# Best Way To Remove Silicone Residue From Glass?



## nilocg

I am resealing my tank and also removing the upper trim. When I removed the upper trim I used a razor blade to remove most of the silicone, but there is still a film that I would like to get removed. Is there a good way to do this?


----------



## Ba20

Try using a light cleaning chemical first, if that doesnt work try something like Goof Off, but make sure you dont get it everywhere, use very sparingly.

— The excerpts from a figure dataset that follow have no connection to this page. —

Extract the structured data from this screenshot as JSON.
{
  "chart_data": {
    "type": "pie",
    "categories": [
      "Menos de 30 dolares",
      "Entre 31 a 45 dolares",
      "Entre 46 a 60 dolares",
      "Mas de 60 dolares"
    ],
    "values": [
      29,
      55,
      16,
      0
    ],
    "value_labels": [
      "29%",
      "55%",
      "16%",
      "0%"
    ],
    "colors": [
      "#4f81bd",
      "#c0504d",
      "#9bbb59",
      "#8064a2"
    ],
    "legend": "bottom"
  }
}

You can also dilute it in water maybe apply it with a Q-Tip depending on the area.


----------



## CanadianBacon

Acetone.


----------



## nilocg

CanadianBacon said:


> Acetone.


I tried acetone as well as alcohol and neither seemed to work that well.


----------



## nomenmeum

nilocg said:


> Acetone.


I tried acetone as well as alcohol and neither seemed to work that well.
[/quote]

Lol. I was searching for "Pirahna silicone" in google because I'm looking for info on a standard process I use often in the chemistry lab called a Pirahna etch. Funny coincidence. It's sulfuric acid mixed with hydrogen peroxide and will get the silicone off as well as any other organic material, but don't try this at home as it is extremely dangerous stuff that is only used in a fume hood with appropriate acid gear. If you let the residue sit in the acetone for some time, it might do the trick by swelling it enough to debond it.


----------



## Murphy18

A bit of rubbing alcohol will get it all off.


----------



## cmulawka

3m adhesive remover is what I had to use to clean some silicon off my tank. Nothing else really worked like I wanted it to A clean rag with some friction should also get it off. I dont think goof off dilutes in water .


----------